La brisa navegante le dice de la cercanía del mar, oye el viento y piensa en una ola inmensa alcanzándolas; trae el eco de un grito: Deténganse. El sendero se dibuja paso a paso, las casuarinas se mecen erguidas lanzando piñas y ramas secas. Adriana busca un rincón para guarecerse, agita sus brazos entumecidos. El frío las agota, las paraliza. Beatriz apenas se puede tener en pie. ¿Con qué fuerzas la sostuvo?, como si fuera de vapor. Se miran y agradecen estar a salvo en este punto perdido. De vapor es la certeza, susurra y la figura de Miguel humea frente a ella, parado en la ventana del estudio, luchando con el cerrojo, abriéndola desesperado, oye su grito: Deténganse. Se imagina su dolor porque si voltea será incapaz de seguir adelante. La certeza es de vapor. Beatriz se recuesta sobre la hierba, Adriana mira sus heridas: sangran menos. Quiere pensar en una mejoría, pero el recuerdo se le viene encima, busca las píldoras en su bolsillo y no las encuentra.
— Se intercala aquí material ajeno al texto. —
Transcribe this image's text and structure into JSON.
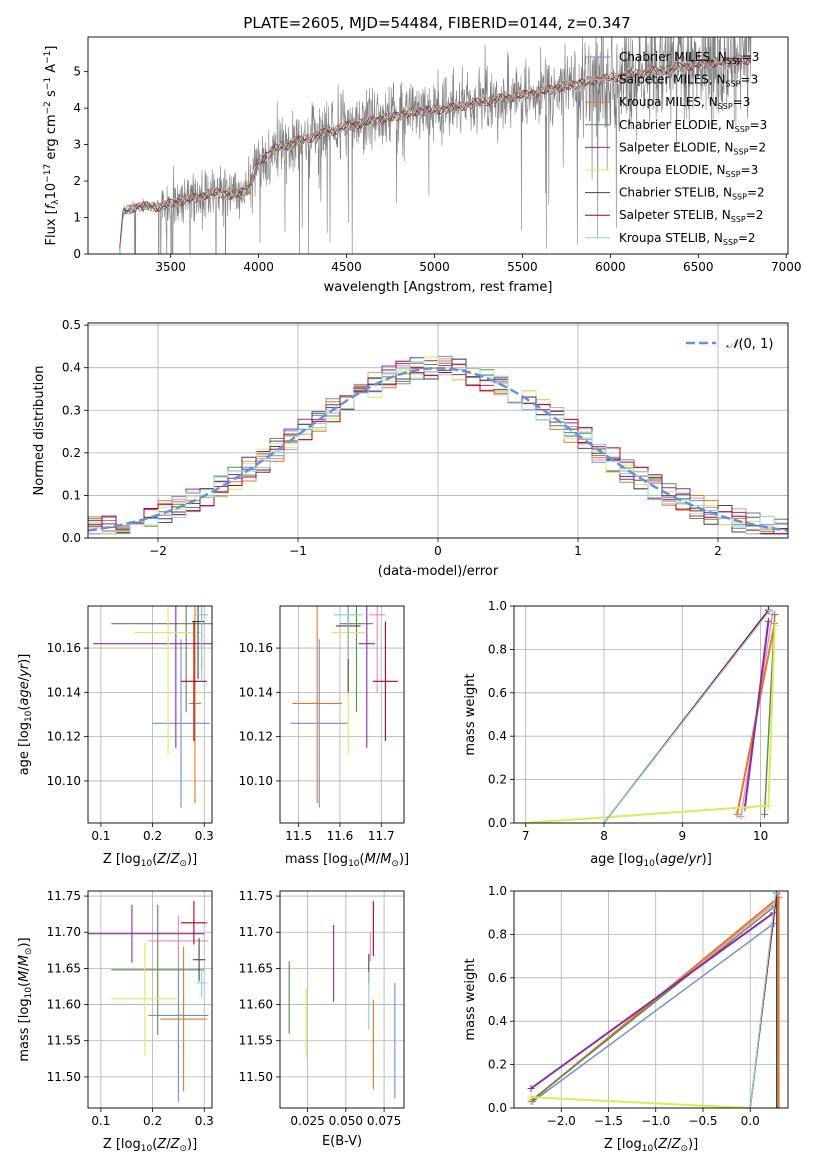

Muere de sed. Beatriz se queja. Tranquila ya va a pasar, murmura pensando que las pastillas no importan. Se quita la chamarra, y forma una almohada; así estarás mejor, dice acomodando encima su cabeza. La mira como a una libélula sin alas, con el puro esqueleto. Busca leños y enciende una fogata. El calor trae el bienestar de un hogar, del fuego brota la confianza de un porvenir: se quedarán aquí, construirán una choza, pescarán para comer, cavarán un pozo en busca de agua dulce; le ilusiona pensar en cada una de estas labores, la anima el estar de vuelta, fantasea con el hecho de no haberse ido nunca; husmea entre las casuarinas y tropieza con una rama que rasga su blusa, no ve nada. Un ruido desbarata la confianza. Si Beatriz escucha se va a angustiar, duda en andar un poco más para investigar de dónde viene. La certeza es de vapor, y el grito se disuelve en el viento.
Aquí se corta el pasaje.